Ох, эта классика! Гимнастический снаряд, овладеть им нельзя, но можно развить мышечный тонус души. Для сильных. Слабые на классике ломают шею. Metteur en scene учился на классике простоте и естественности, чтобы попытаться спасти то, что было утрачено почти всеми режиссерами, втискивающими лицо в социальную маску, чувство — в скромные размеры общепринятой привычки, а движение — в знак профессии. Но жизнь была другой, совсем никакой. Он научился невыразимой тоске по невыразимой тоске о невыразимом. Это заставляло быть настороже, быть готовым ко внезапной боли. Как взбесившаяся паховая грыжа. Он ставил Николая Гоголя. Шинель была символом половой неуемности. Акакий Акакиевич — по-современному акакиевен, лоскутно-кусочный gueux [111] нищий (фр.)
. Но галстук — черная бабочка — в конце пьесы срывался с шеи и, взмахивая большими крыльями, летал по залу над головами зрителей. Ставил Александра Пушкина. Герман ходил по сцене, развратно виляя задом. Но когда в финале на темной-претемной, страшно-престрашной стене вдруг медленно и жутко высветлялся портрет прекрасной дамы в позе инфанты Миокарды, зрителей охватывал восторг и не отпускал до конца недели. Когда окрепла шея, решился ставить Федора Достоевского. Предупреждал: семьдесят пять процентов режиссерской работы — организация. Федор Михайлович на репетиции был без бороды, без усов, почти без бровей и в очках. На луб не хватало мученической складки. Его можно было понять лишь не читавши его книг, а, прочитавши, ничего нельзя было понять ни в книгах, ни в жизни. Речь в пьесе шла о том, что некто много лет спустя — более ста лет спустя — вдруг догадался, что некто много лет спустя — более ста лет спустя — вдруг догадался, что в сюжете про Родион Романовича всякая путаница — кто куда шел, зачем и куда пришел и не стоило ли попросту попросить в долг до получки у Алены Ивановны, кровопивицы и эстетической вши. Пьеса для двух, и два актера репетировали в грязном, полуобвалившемся полуподвале, в конуре на улица Петра Крестителя, — в те вечера, когда литераторы не устраивали своих чтений и разборок. Актеры репетировали как будто на зал, и приходилось им роли говорить громко, усиливая и возвышая голос до крика. С потолка сыпалась грязная бывшая побелка. Сам режиссер, его помощник, два актера и немногие заинтересованные клубные литераторы приходили в состояние детского восторга, беспрерывно курили, победно смотрели друг на друга, показывали друг другу отставленный вверх большой палец руки, вскрикивали странное слово «гвоздец». Искали «прием», затем «символ», помощью которых хотели вызвать «катарсис». Режиссер держался энтузиазмом, напряженной, отчаянной, наипоследнейшей надеждой и работал на общественных началах.

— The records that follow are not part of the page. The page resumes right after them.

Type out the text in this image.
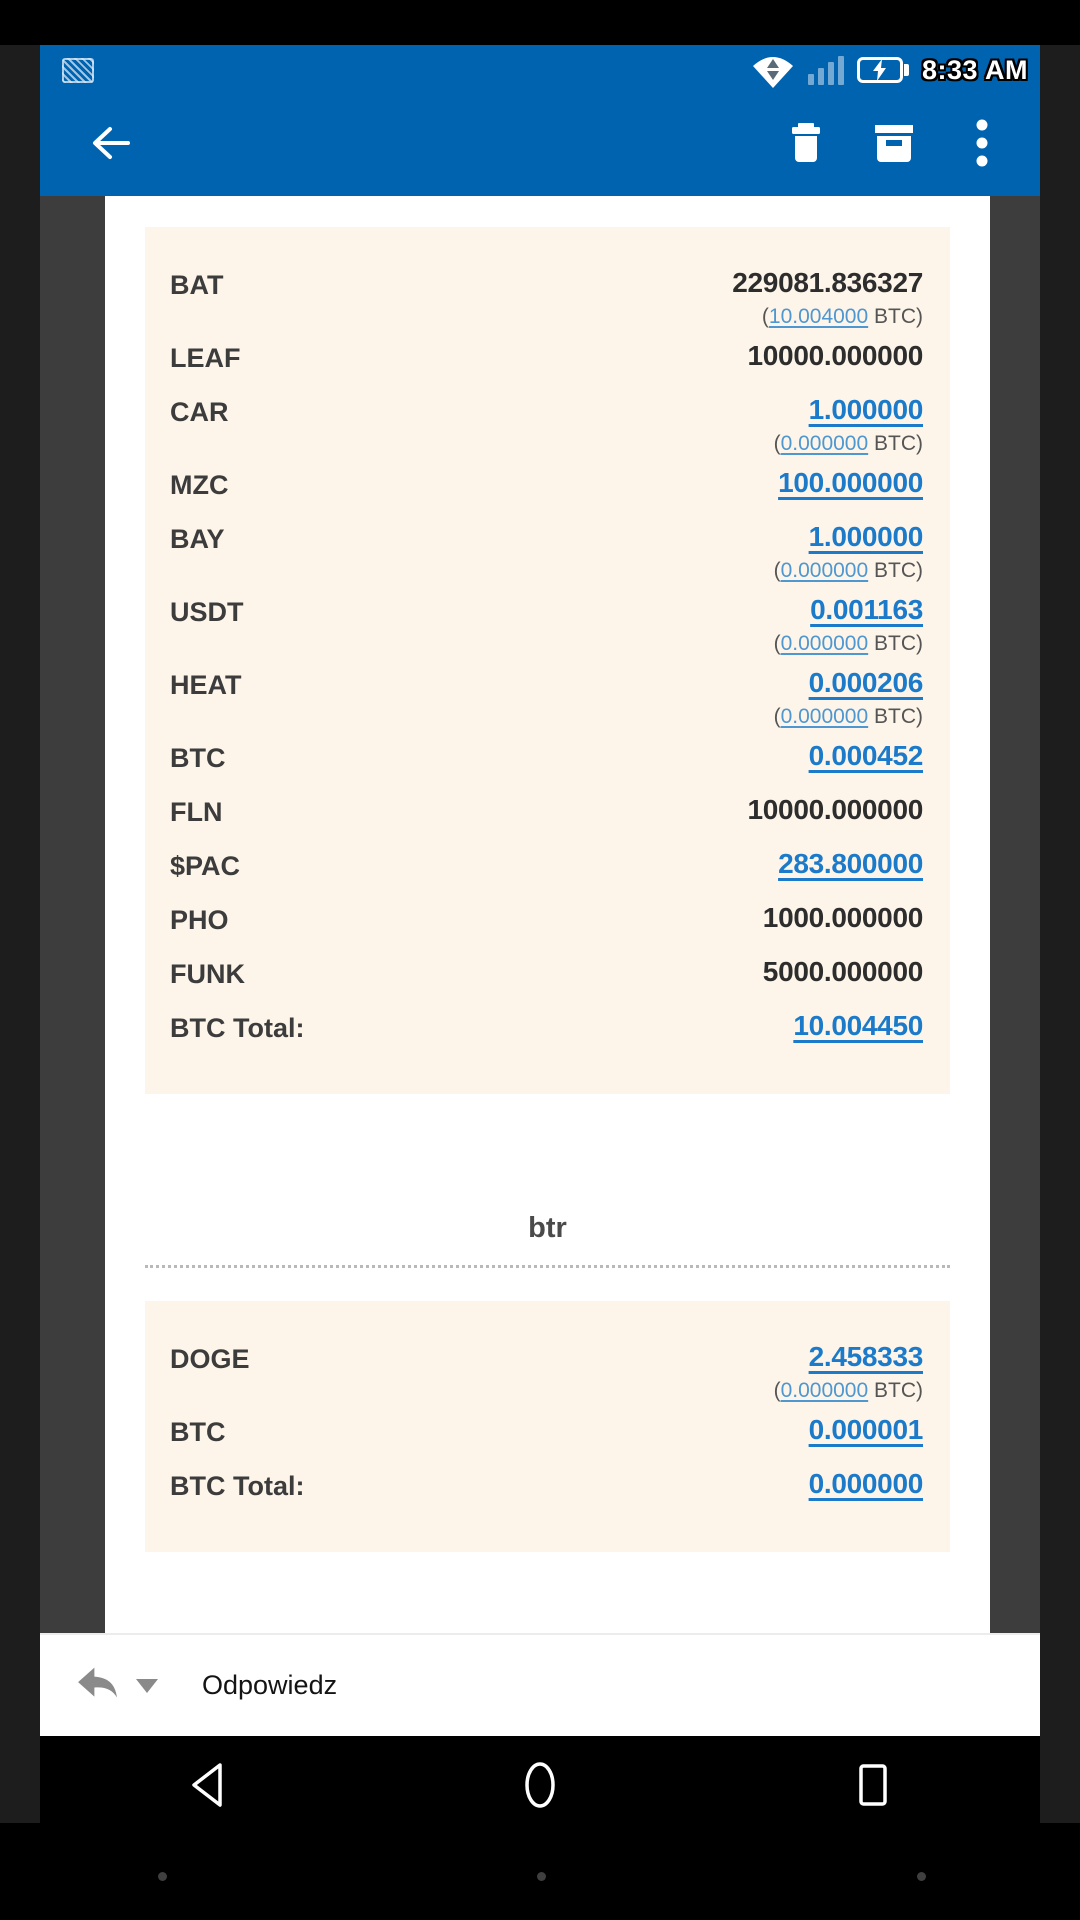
8:33 AM
BAT	229081.836327
(10.004000 BTC)
LEAF	10000.000000
CAR	1.000000
(0.000000 BTC)
MZC	100.000000
BAY	1.000000
(0.000000 BTC)
USDT	0.001163
(0.000000 BTC)
HEAT	0.000206
(0.000000 BTC)
BTC	0.000452
FLN	10000.000000
$PAC	283.800000
PHO	1000.000000
FUNK	5000.000000
BTC Total:	10.004450
btr
DOGE	2.458333
(0.000000 BTC)
BTC	0.000001
BTC Total:	0.000000
Odpowiedz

Нотабене: общественные начала — начинают все, а заканчивает тот, кто терпеливее. Потом его все хвалят. Когда он умирает. Так принято у провинциалов. Первым об этом догадался Александр Пушкин: «они любить умеют только мертвых». Нотабениссимо: узнать, что значит «любить».
Потом режиссер, возбужденный и теперь уж не столь легкоранимый, долго не мог успокоиться.
Пономарев, ошалев от обилия смутных мыслей и чувствований, напросился проводить режиссера до метро.
Узкая улочка Петра Крестителя была тиха. Редкие хмельные прохожие, вкрадчивый шорох опадающих с дерев осенних листьев, внезапные несильные порывы мокрого ветра, — ничто не нарушало благости вечера.